The rich man in the Mark text comes to Jesus because he is doing everything right, but something has compelled him to ask Jesus what else he needs. Either he's bragging about all his goodness and expects a pat on the back, or he has a sense that perhaps he's missing something in his faith walk. I tend to think it's the latter. To me, this sounds like the behavior of somebody who is trying really hard to live out his call but knows it's impossible for him. The man knows his heart, he knows he has many possessions and he probably enjoys them very much, just like we do.
Thankfully, the story doesn't end after the man goes away grieving, but Jesus explains that what seems impossible is possible. Jesus says that a rich man (and all of us) gain eternal life because of God's work, which is great news. But I think it's also important to think about what it means to enter the kingdom of heaven. You see, the concern of the man was "eternal life", but the concern of Jesus was entering the kingdom of heaven. Eternal life is included in the "kingdom of heaven" but I don't think that's the whole concern for Jesus. Instead, Jesus wants us to receive the transformative power of his life, death, and resurrection now. The rich man was following all the commandments, but something was impeding him from entering into the present reality of Jesus' transforming life. Jesus identified the source of this impediment for this man: his wealth.

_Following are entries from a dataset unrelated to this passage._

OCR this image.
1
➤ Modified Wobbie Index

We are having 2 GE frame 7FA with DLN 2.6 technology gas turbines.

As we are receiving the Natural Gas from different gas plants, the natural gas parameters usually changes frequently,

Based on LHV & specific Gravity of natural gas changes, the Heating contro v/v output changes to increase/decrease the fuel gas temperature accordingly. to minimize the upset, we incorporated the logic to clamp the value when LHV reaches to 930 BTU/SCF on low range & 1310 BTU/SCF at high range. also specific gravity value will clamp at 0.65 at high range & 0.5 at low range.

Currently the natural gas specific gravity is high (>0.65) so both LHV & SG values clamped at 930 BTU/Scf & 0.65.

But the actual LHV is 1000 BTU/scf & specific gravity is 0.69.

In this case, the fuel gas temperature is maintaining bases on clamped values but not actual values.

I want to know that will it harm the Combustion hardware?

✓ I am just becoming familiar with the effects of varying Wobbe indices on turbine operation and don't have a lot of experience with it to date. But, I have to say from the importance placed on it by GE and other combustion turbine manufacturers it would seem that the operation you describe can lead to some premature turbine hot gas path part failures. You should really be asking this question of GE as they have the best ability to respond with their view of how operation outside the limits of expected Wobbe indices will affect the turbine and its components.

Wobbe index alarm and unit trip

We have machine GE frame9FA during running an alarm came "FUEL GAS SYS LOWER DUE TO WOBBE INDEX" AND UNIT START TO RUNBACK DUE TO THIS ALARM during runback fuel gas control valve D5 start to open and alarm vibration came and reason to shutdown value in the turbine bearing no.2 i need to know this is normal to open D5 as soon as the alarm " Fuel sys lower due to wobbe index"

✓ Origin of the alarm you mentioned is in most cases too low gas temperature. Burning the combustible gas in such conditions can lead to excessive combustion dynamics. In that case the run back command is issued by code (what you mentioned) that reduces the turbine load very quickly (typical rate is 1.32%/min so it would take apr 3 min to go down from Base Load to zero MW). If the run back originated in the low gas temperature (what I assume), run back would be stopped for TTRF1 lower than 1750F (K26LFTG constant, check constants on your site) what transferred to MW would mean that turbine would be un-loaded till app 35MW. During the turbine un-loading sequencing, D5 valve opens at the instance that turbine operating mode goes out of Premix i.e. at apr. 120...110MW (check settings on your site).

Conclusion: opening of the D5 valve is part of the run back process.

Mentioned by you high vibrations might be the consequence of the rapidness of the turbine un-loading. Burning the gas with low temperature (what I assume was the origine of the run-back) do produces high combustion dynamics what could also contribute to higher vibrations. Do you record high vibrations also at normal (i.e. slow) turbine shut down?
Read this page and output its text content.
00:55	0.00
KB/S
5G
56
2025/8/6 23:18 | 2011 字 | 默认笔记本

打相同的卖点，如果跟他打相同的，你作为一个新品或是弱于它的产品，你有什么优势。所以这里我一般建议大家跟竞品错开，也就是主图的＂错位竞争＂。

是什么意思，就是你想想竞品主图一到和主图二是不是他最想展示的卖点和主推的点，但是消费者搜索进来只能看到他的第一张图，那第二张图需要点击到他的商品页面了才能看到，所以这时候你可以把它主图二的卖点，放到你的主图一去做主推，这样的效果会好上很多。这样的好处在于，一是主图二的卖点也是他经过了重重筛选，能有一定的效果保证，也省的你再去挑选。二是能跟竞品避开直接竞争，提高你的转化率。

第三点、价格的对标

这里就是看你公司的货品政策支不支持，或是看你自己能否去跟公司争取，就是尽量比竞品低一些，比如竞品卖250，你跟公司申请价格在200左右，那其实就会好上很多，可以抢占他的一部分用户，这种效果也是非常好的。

To me, the important question in this text isn't how we can earn our way to heaven, or even how we will be saved. The real question is, what's getting in the way of us being active participants in bringing the kingdom here now? And what can we do about it? The rich man loved his wealth enough that being told to sell it grieved him. How can you serve your neighbors when you serve wealth? We serve wealth and love wealth, but we also serve and love other things inappropriately--our jobs, our lifestyles, our spouses and partners, our status, anxieties, fears, pleasure, and tons of other things. We know that the way to fulfill the whole of the law, bring the kingdom here, is to "love God and love your neighbor" and we can't do that effectively if we're serving something else, can we?
What this text challenges me to do is look at what exactly I'm putting my energy into that is preventing me from loving God and others the way that I should. Are you dedicating all your time to the mecca of sports and leisure? Are you more concerned with your 401k than the homeless guy on the street? Do you value your sleep more than prayer? What are your obstacles? We've all got 'em! The good news is, as always, that you're not alone in struggling against those things, because as we know from this text, with God all things are possible.